Mantida a condenação de gerente de agência dos Correios em São Salvador/TO pelo crime de peculato

A 4 ª Turma do Tribunal Regional Federal da 1ª região (TRF1) confirmou a sentença do Juízo Federal da 4ª Vara da Seção Judiciária do Tocantins (SJTO) que condenou um empregado público da Empresa Brasileira de Correios e Telégrafos (ECT) pela prática do crime de peculato. A pena é de cinco anos e cinco meses de reclusão.

De acordo com a denúncia, o réu, na condição de gerente da Agência de Atendimento do Município de São Salvador/TO, aproveitando-se da facilidade que o cargo lhe proporcionava, apropriou-se indevidamente da quantia de R$ 32.549,34.

Inconformado com a condenação na 1ª instância, o acusado recorreu ao Tribunal pedindo a reclassificação do delito de peculato para o de estelionato, requerendo a revisão da pena imposta.

O relator, desembargador federal Néviton Guedes, ao analisar o caso, entendeu que o acusado recebeu os valores em razão do cargo que ocupava. “Diversamente do que alega a defesa, o acusado só pode acessar os valores em decorrência de suas atribuições funcionais”.

Ressaltou o magistrado, ainda, que a materialidade e a autoria do delito estão evidenciadas pelos documentos que compõem o processo administrativo dos Correios; pelo acórdão proferido pelo Tribunal de Contas da União (TCU) que considerou irregulares as contas apresentadas e condenou o réu ao pagamento dos valores desviados, assim como pelos depoimentos de testemunhas, tanto na fase inquisitorial como em juízo, e confissão do apelante.

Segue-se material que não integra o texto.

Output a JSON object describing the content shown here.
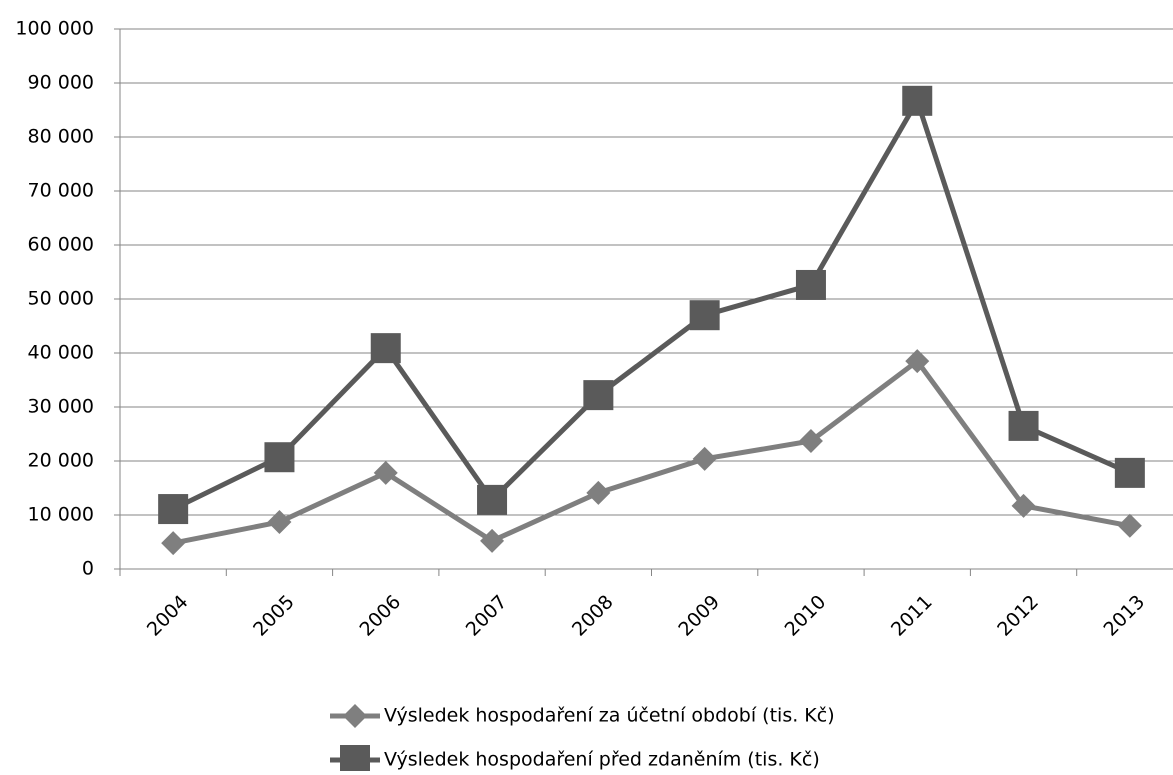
{
  "chart_data": {
    "type": "line",
    "categories": [
      "2004",
      "2005",
      "2006",
      "2007",
      "2008",
      "2009",
      "2010",
      "2011",
      "2012",
      "2013"
    ],
    "series": [
      {
        "name": "Výsledek hospodaření za účetní období (tis. Kč)",
        "color": "#7f7f7f",
        "marker": "diamond",
        "values": [
          4800,
          8700,
          17800,
          5200,
          14100,
          20400,
          23700,
          38500,
          11700,
          8000
        ]
      },
      {
        "name": "Výsledek hospodaření před zdaněním (tis. Kč)",
        "color": "#5a5a5a",
        "marker": "square",
        "values": [
          11100,
          20700,
          40900,
          12800,
          32200,
          47000,
          52600,
          86700,
          26500,
          17800
        ]
      }
    ],
    "ylim": [
      0,
      100000
    ],
    "yticks": [
      0,
      {
        "value": 10000,
        "label": "10 000"
      },
      {
        "value": 20000,
        "label": "20 000"
      },
      {
        "value": 30000,
        "label": "30 000"
      },
      {
        "value": 40000,
        "label": "40 000"
      },
      {
        "value": 50000,
        "label": "50 000"
      },
      {
        "value": 60000,
        "label": "60 000"
      },
      {
        "value": 70000,
        "label": "70 000"
      },
      {
        "value": 80000,
        "label": "80 000"
      },
      {
        "value": 90000,
        "label": "90 000"
      },
      {
        "value": 100000,
        "label": "100 000"
      }
    ],
    "grid": true,
    "legend": "bottom"
  }
}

Diante disso, o Colegiado, por unanimidade, negou provimento à apelação, mantendo a condenação do réu e a pena de reclusão imposta pelo Juízo de 1º grau.

 

O crime – Conforme o art. 312 do Código Penal, peculato é um crime que consiste na subtração ou desvio, mediante abuso de confiança, de dinheiro público ou de coisa móvel apreciável para proveito próprio ou alheio por funcionário público que os administra ou guarda.